So your parents aren’t coming this weekend. Looks like you’re about to get crafty. Whether it’s mooching a free meal from your home biscuit’s family or figuring out how to cope with your solitude, here are a few suggestions to get you through the weekend:
Pretend to be somebody else’s parents. Not the only unloved person you know? Pair up with a friend, locate your mom jeans, and play that system like a banjo! It’s not lying; it’s just being resourceful. Right?
Give a spicy introduction. Your friends’ parents won’t remember your name anyway. So don’t tell them it! Instead, take some direction from dating game shows and go with, “You can call me Sandy. I like long walks on the beach and Italian food.” Don’t forget to wink at the end—you’ll be on your way to a free dinner.

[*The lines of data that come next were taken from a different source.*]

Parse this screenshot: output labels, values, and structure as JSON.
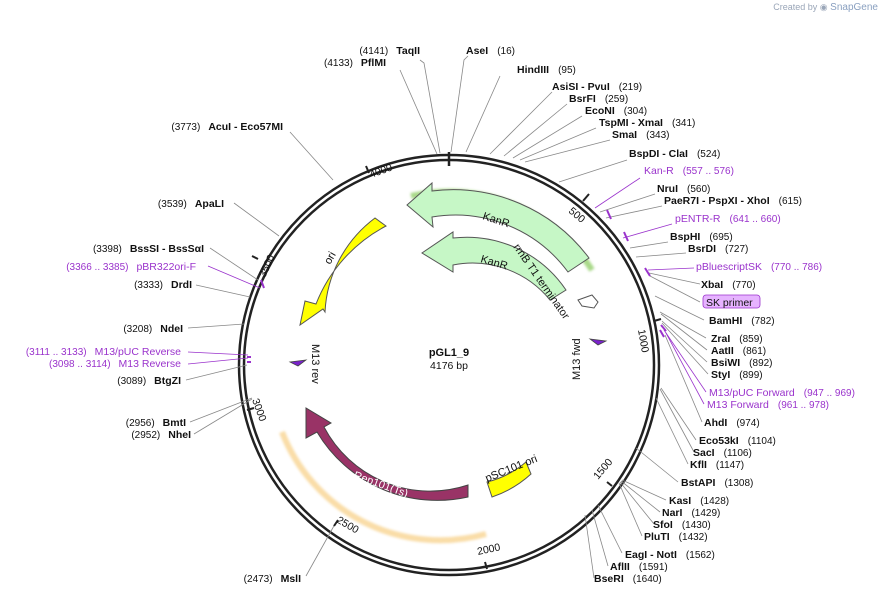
{
  "credit": {
    "prefix": "Created by",
    "brand": "SnapGene"
  },
  "plasmid": {
    "name": "pGL1_9",
    "size": "4176 bp"
  },
  "ticks": [
    "500",
    "1000",
    "1500",
    "2000",
    "2500",
    "3000",
    "3500",
    "4000"
  ],
  "features": {
    "kanr_outer": "KanR",
    "kanr_inner": "KanR",
    "terminator": "rrnB T1 terminator",
    "ori": "ori",
    "m13rev": "M13 rev",
    "m13fwd": "M13 fwd",
    "psc101": "pSC101 ori",
    "rep101": "Rep101(Ts)"
  },
  "sites_right": [
    {
      "name": "AseI",
      "pos": "(16)"
    },
    {
      "name": "HindIII",
      "pos": "(95)"
    },
    {
      "name": "AsiSI  - PvuI",
      "pos": "(219)"
    },
    {
      "name": "BsrFI",
      "pos": "(259)"
    },
    {
      "name": "EcoNI",
      "pos": "(304)"
    },
    {
      "name": "TspMI  - XmaI",
      "pos": "(341)"
    },
    {
      "name": "SmaI",
      "pos": "(343)"
    },
    {
      "name": "BspDI  - ClaI",
      "pos": "(524)"
    },
    {
      "name": "Kan-R",
      "pos": "(557 .. 576)"
    },
    {
      "name": "NruI",
      "pos": "(560)"
    },
    {
      "name": "PaeR7I  - PspXI  - XhoI",
      "pos": "(615)"
    },
    {
      "name": "pENTR-R",
      "pos": "(641 .. 660)"
    },
    {
      "name": "BspHI",
      "pos": "(695)"
    },
    {
      "name": "BsrDI",
      "pos": "(727)"
    },
    {
      "name": "pBluescriptSK",
      "pos": "(770 .. 786)"
    },
    {
      "name": "XbaI",
      "pos": "(770)"
    },
    {
      "name": "SK primer",
      "pos": ""
    },
    {
      "name": "BamHI",
      "pos": "(782)"
    },
    {
      "name": "ZraI",
      "pos": "(859)"
    },
    {
      "name": "AatII",
      "pos": "(861)"
    },
    {
      "name": "BsiWI",
      "pos": "(892)"
    },
    {
      "name": "StyI",
      "pos": "(899)"
    },
    {
      "name": "M13/pUC Forward",
      "pos": "(947 .. 969)"
    },
    {
      "name": "M13 Forward",
      "pos": "(961 .. 978)"
    },
    {
      "name": "AhdI",
      "pos": "(974)"
    },
    {
      "name": "Eco53kI",
      "pos": "(1104)"
    },
    {
      "name": "SacI",
      "pos": "(1106)"
    },
    {
      "name": "KflI",
      "pos": "(1147)"
    },
    {
      "name": "BstAPI",
      "pos": "(1308)"
    },
    {
      "name": "KasI",
      "pos": "(1428)"
    },
    {
      "name": "NarI",
      "pos": "(1429)"
    },
    {
      "name": "SfoI",
      "pos": "(1430)"
    },
    {
      "name": "PluTI",
      "pos": "(1432)"
    },
    {
      "name": "EagI  - NotI",
      "pos": "(1562)"
    },
    {
      "name": "AflII",
      "pos": "(1591)"
    },
    {
      "name": "BseRI",
      "pos": "(1640)"
    }
  ],
  "sites_left": [
    {
      "name": "TaqII",
      "pos": "(4141)"
    },
    {
      "name": "PflMI",
      "pos": "(4133)"
    },
    {
      "name": "AcuI  - Eco57MI",
      "pos": "(3773)"
    },
    {
      "name": "ApaLI",
      "pos": "(3539)"
    },
    {
      "name": "BssSI  - BssSαI",
      "pos": "(3398)"
    },
    {
      "name": "pBR322ori-F",
      "pos": "(3366 .. 3385)"
    },
    {
      "name": "DrdI",
      "pos": "(3333)"
    },
    {
      "name": "NdeI",
      "pos": "(3208)"
    },
    {
      "name": "M13/pUC Reverse",
      "pos": "(3111 .. 3133)"
    },
    {
      "name": "M13 Reverse",
      "pos": "(3098 .. 3114)"
    },
    {
      "name": "BtgZI",
      "pos": "(3089)"
    },
    {
      "name": "BmtI",
      "pos": "(2956)"
    },
    {
      "name": "NheI",
      "pos": "(2952)"
    },
    {
      "name": "MslI",
      "pos": "(2473)"
    }
  ]
}
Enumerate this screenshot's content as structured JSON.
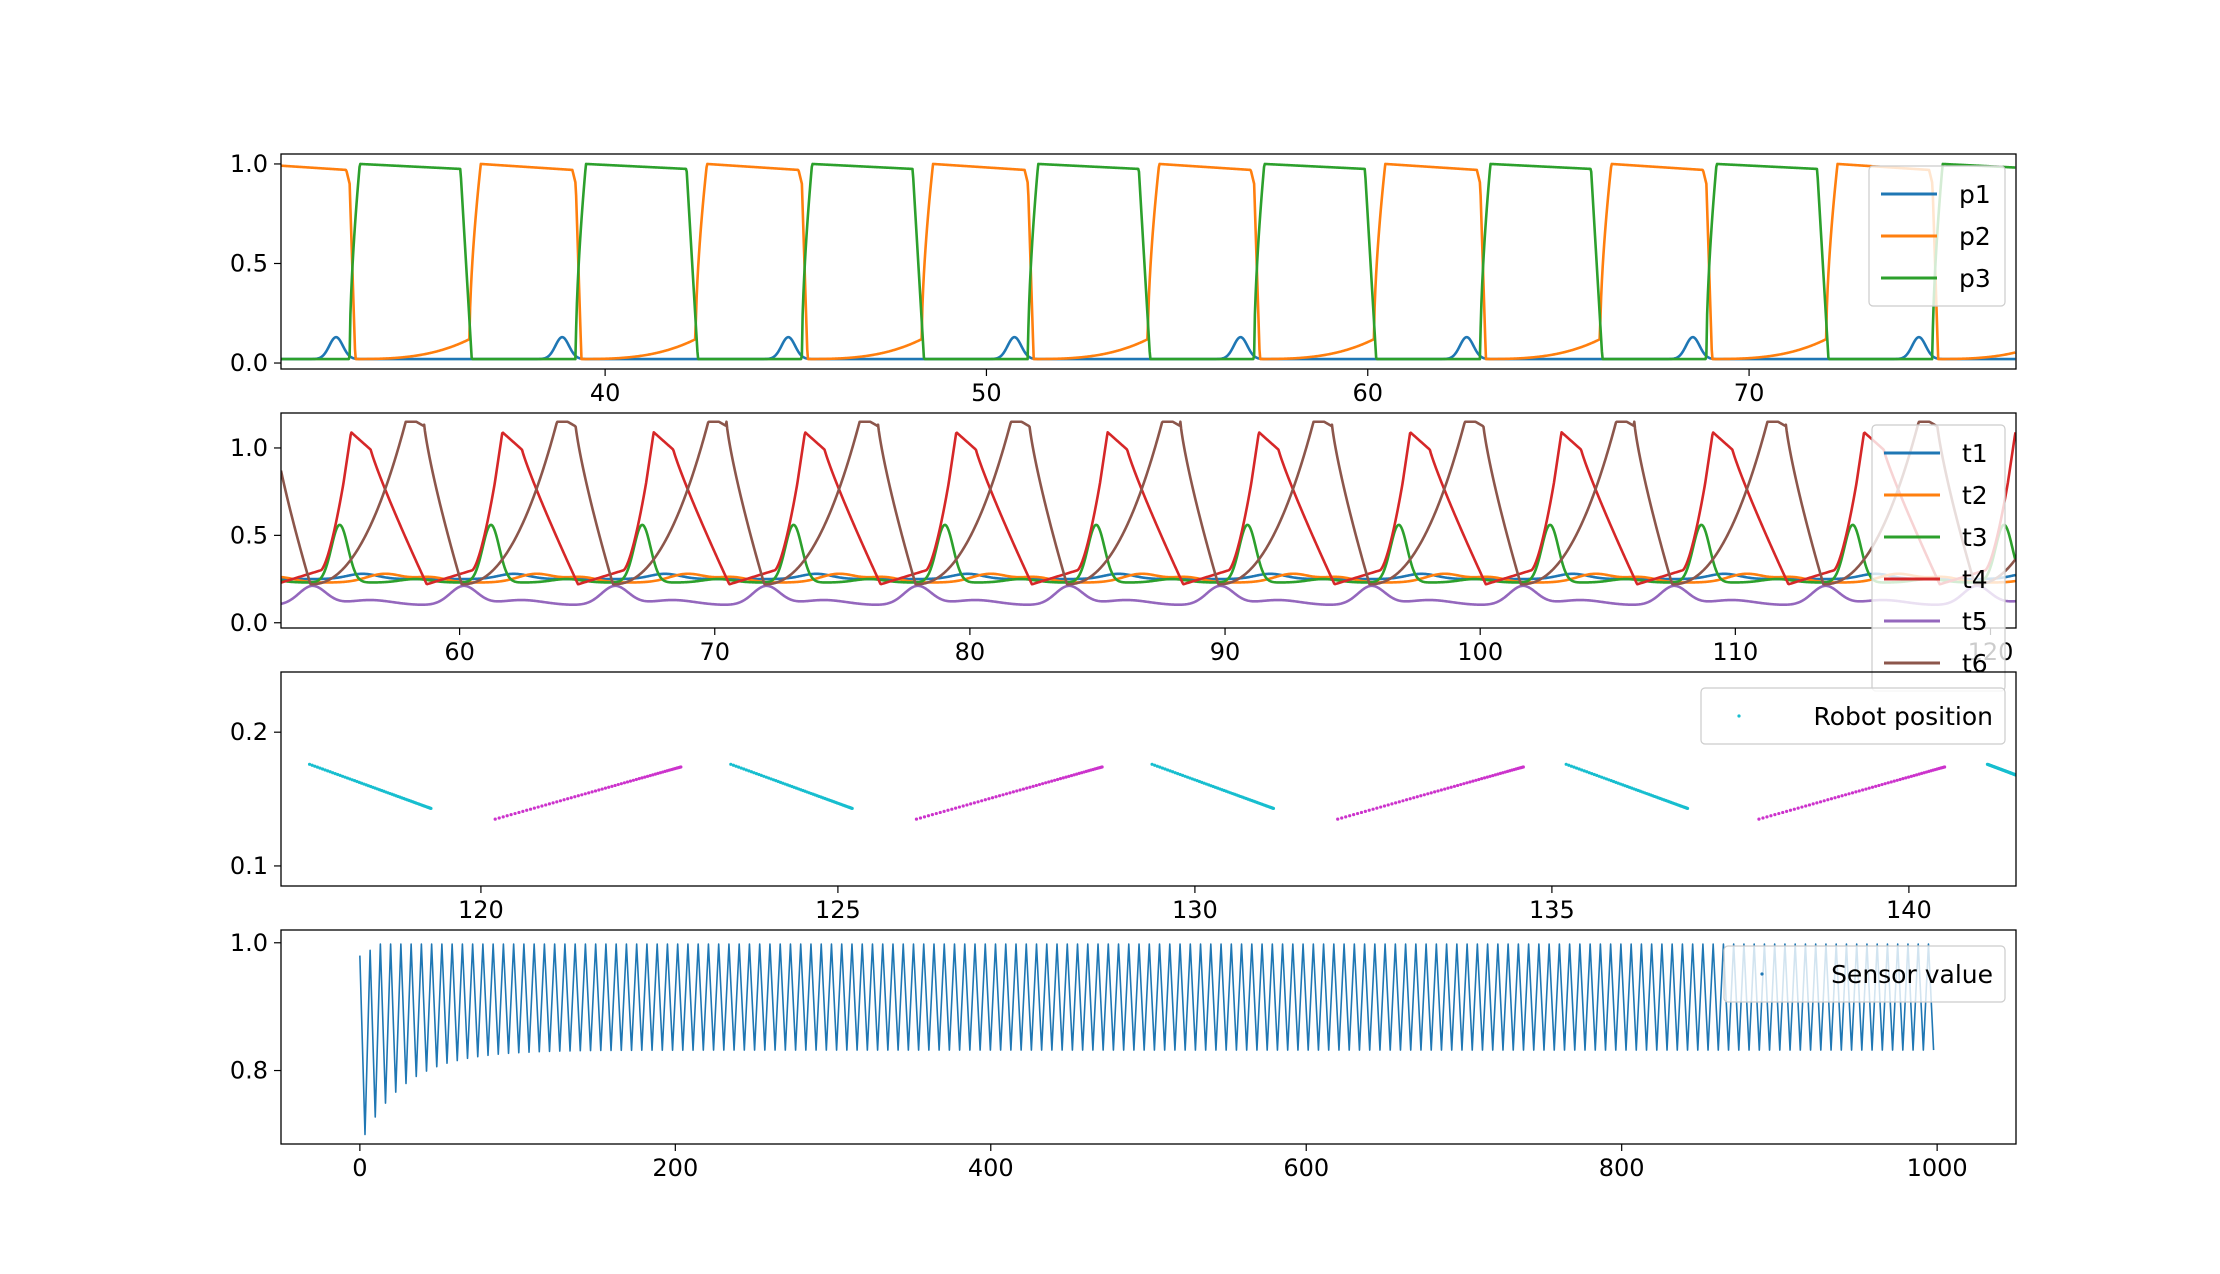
{
  "colors": {
    "C0": "#1f77b4",
    "C1": "#ff7f0e",
    "C2": "#2ca02c",
    "C3": "#d62728",
    "C4": "#9467bd",
    "C5": "#8c564b",
    "cyan": "#17becf",
    "magenta": "#cc33cc"
  },
  "chart_data": [
    {
      "type": "line",
      "xlim": [
        31.5,
        77
      ],
      "ylim": [
        -0.03,
        1.05
      ],
      "xticks": [
        40,
        50,
        60,
        70
      ],
      "yticks": [
        0.0,
        0.5,
        1.0
      ],
      "xtick_labels": [
        "40",
        "50",
        "60",
        "70"
      ],
      "ytick_labels": [
        "0.0",
        "0.5",
        "1.0"
      ],
      "legend_loc": "upper right",
      "period": 5.93,
      "phase": 33.3,
      "series": [
        {
          "name": "p1",
          "color": "#1f77b4",
          "shape": "flat low ~0.02 with bump to 0.13 before p3 rise"
        },
        {
          "name": "p2",
          "color": "#ff7f0e",
          "shape": "square-like oscillation 0.02-1.0"
        },
        {
          "name": "p3",
          "color": "#2ca02c",
          "shape": "square-like oscillation 0.02-1.0"
        }
      ]
    },
    {
      "type": "line",
      "xlim": [
        53,
        121
      ],
      "ylim": [
        -0.03,
        1.2
      ],
      "xticks": [
        60,
        70,
        80,
        90,
        100,
        110,
        120
      ],
      "yticks": [
        0.0,
        0.5,
        1.0
      ],
      "xtick_labels": [
        "60",
        "70",
        "80",
        "90",
        "100",
        "110",
        "120"
      ],
      "ytick_labels": [
        "0.0",
        "0.5",
        "1.0"
      ],
      "legend_loc": "upper right",
      "period": 5.93,
      "series": [
        {
          "name": "t1",
          "color": "#1f77b4",
          "range": [
            0.25,
            0.3
          ]
        },
        {
          "name": "t2",
          "color": "#ff7f0e",
          "range": [
            0.22,
            0.3
          ]
        },
        {
          "name": "t3",
          "color": "#2ca02c",
          "range": [
            0.22,
            0.56
          ]
        },
        {
          "name": "t4",
          "color": "#d62728",
          "range": [
            0.22,
            1.09
          ]
        },
        {
          "name": "t5",
          "color": "#9467bd",
          "range": [
            0.09,
            0.21
          ]
        },
        {
          "name": "t6",
          "color": "#8c564b",
          "range": [
            0.2,
            1.15
          ]
        }
      ]
    },
    {
      "type": "scatter",
      "xlim": [
        117.2,
        141.5
      ],
      "ylim": [
        0.085,
        0.245
      ],
      "xticks": [
        120,
        125,
        130,
        135,
        140
      ],
      "yticks": [
        0.1,
        0.2
      ],
      "xtick_labels": [
        "120",
        "125",
        "130",
        "135",
        "140"
      ],
      "ytick_labels": [
        "0.1",
        "0.2"
      ],
      "legend_loc": "upper right",
      "series": [
        {
          "name": "Robot position",
          "color": "#17becf",
          "segments": [
            [
              117.6,
              0.176,
              119.3,
              0.143
            ],
            [
              123.5,
              0.176,
              125.2,
              0.143
            ],
            [
              129.4,
              0.176,
              131.1,
              0.143
            ],
            [
              135.2,
              0.176,
              136.9,
              0.143
            ],
            [
              141.1,
              0.176,
              141.5,
              0.168
            ]
          ]
        },
        {
          "name": "",
          "color": "#cc33cc",
          "segments": [
            [
              120.2,
              0.135,
              122.8,
              0.174
            ],
            [
              126.1,
              0.135,
              128.7,
              0.174
            ],
            [
              132.0,
              0.135,
              134.6,
              0.174
            ],
            [
              137.9,
              0.135,
              140.5,
              0.174
            ]
          ]
        }
      ]
    },
    {
      "type": "scatter",
      "xlim": [
        -50,
        1050
      ],
      "ylim": [
        0.685,
        1.02
      ],
      "xticks": [
        0,
        200,
        400,
        600,
        800,
        1000
      ],
      "yticks": [
        0.8,
        1.0
      ],
      "xtick_labels": [
        "0",
        "200",
        "400",
        "600",
        "800",
        "1000"
      ],
      "ytick_labels": [
        "0.8",
        "1.0"
      ],
      "legend_loc": "upper right",
      "series": [
        {
          "name": "Sensor value",
          "color": "#1f77b4",
          "x_range": [
            0,
            1000
          ],
          "upper": 0.998,
          "lower_final": 0.832,
          "lower_initial": 0.7
        }
      ]
    }
  ]
}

Drink. Take a shot every time you see a parent whose hair has yet to recover from the 1980s. Take another shot every time you see the leap/shriek/hug combination in Gambier. Take more shots every time you see a parent pimpin’ in head to toe purple pride. Then, kindly tell them that we’re not accepting applications for a mascot.
Get Creepy. Bored because all of your friends are with fam? That calls for a lets get weird kind of moment. Spend the day walking around campus asking people to help you find your child. That’s in bad taste? Ask them where your pants are instead.
Assume the position. No, not that one ya fool. You should be leaping for joy. No pare-nts, No care-nts.